When we were looking to buy a home, we found many in the location we wanted, but all would take massive upgrades or renovations—until we saw the perfect house for us on Peoples Court.
My husband reminds me of that each time I start thinking about a new home project: “I thought you said this house didn’t need anything fixed or changed.”
I just roll my eyes.
We bought the house almost two years ago and have made some significant enhancements. Each time I start a sentence with “I was thinking…” he shutters and braces himself for whatever scheme is brewing in my head. He has reason—I’m the idea person, and he is the muscle.

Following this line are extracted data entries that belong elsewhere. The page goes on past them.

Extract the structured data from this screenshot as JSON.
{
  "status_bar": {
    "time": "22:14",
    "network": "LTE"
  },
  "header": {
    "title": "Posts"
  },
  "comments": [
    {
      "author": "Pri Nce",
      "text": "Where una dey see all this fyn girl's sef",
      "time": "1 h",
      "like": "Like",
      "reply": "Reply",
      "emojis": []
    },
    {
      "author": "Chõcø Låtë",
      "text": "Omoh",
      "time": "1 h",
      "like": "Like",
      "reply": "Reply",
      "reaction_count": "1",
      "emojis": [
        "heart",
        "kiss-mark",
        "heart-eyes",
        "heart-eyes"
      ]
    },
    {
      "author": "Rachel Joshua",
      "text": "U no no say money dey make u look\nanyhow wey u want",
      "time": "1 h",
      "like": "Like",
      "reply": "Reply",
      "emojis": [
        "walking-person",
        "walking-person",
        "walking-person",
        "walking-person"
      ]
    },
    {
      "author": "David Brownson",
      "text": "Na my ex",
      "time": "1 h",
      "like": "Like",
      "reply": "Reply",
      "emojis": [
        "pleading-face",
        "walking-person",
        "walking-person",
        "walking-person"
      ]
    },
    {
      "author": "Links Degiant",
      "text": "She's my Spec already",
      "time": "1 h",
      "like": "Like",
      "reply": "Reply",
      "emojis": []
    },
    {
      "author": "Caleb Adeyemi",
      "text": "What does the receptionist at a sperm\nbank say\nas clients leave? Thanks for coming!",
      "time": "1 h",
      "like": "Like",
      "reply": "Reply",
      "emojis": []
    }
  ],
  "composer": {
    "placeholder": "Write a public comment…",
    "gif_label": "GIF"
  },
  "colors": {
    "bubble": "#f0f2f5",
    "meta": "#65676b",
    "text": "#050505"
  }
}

We’ve added a shed, tripled the size of the back deck, installed a fence around the front yard, finished walls in the basement furnace room, replaced a sandbox with a fire pit, removed two trees, and added lots of landscaping. Most of those big jobs ended with a heated “We’re never doing this again!” (Yes, that would be me.) But years of renting, watching HGTV, and wishing I could do home improvement projects mean yet another idea will arise.
Most of the projects turn out well, but one hair-brained idea I had that just didn’t work was a walking path from our driveway, around the garage, and into our backyard. In my infinite wisdom, I decided we could cut steps in—because the yard to the side of the house slopes—and use porcelain tiles from Habitat for Humanity ReStore to save money. Can you already see how this idea fell apart?
The tiled, step-down walkway looked significantly different in my head, and execution was a complete failure.
The 12-by-24-inch tiles were not deep enough to walk normally. The distance was wrong and threw off gait and balance. The tiles cracked from weather and pressure and were slick when wet. The path wasn’t wide enough to be ADA sensitive, while the rest of the house is. Oh, and we didn’t have enough tiles to finish so it just stopped 15 feet from the back deck.
I hated it almost instantly.


We’ve lived with it for almost a year, but I’ve been project planning since the first of the year, trying to brainstorm a solution. I settled on one that my husband was actually on board with, which was good, because he was the one who had to cut through thick grass and rock-hard soil three feet wide for 80 feet.
With our younger son coming to see our home for the first time, this project suddenly had a time limit. So, we kicked the path-renovation project into high gear last week.
And I loved the results instantly.


Looking back over the past two years, I see the many, many things we’ve done to change this “perfect, move-in ready” home, and I’ve wondered why it is that I have felt the need to make changes to a property that I’m already happy with. I think it’s simply that we are giving our blood, sweat, and tears to this house, and the house, in turn, is giving us a home.
We look at our homes differently post-COVID. Our houses once were places we returned to at the end of our work day, but then we were confined within those walls with no idea when we could leave. Some of us who began working remotely in March 2020 didn’t return to offices and commutes, which likely intensified our desire to have home spaces for sanctuary.
So that’s what we’re creating—our sanctuary. We do more than eat and sleep here—we live here, we are at peace here, and we can be ourselves here.
And for now, my project list is empty. So my husband can rest easy.
“But I was thinking…”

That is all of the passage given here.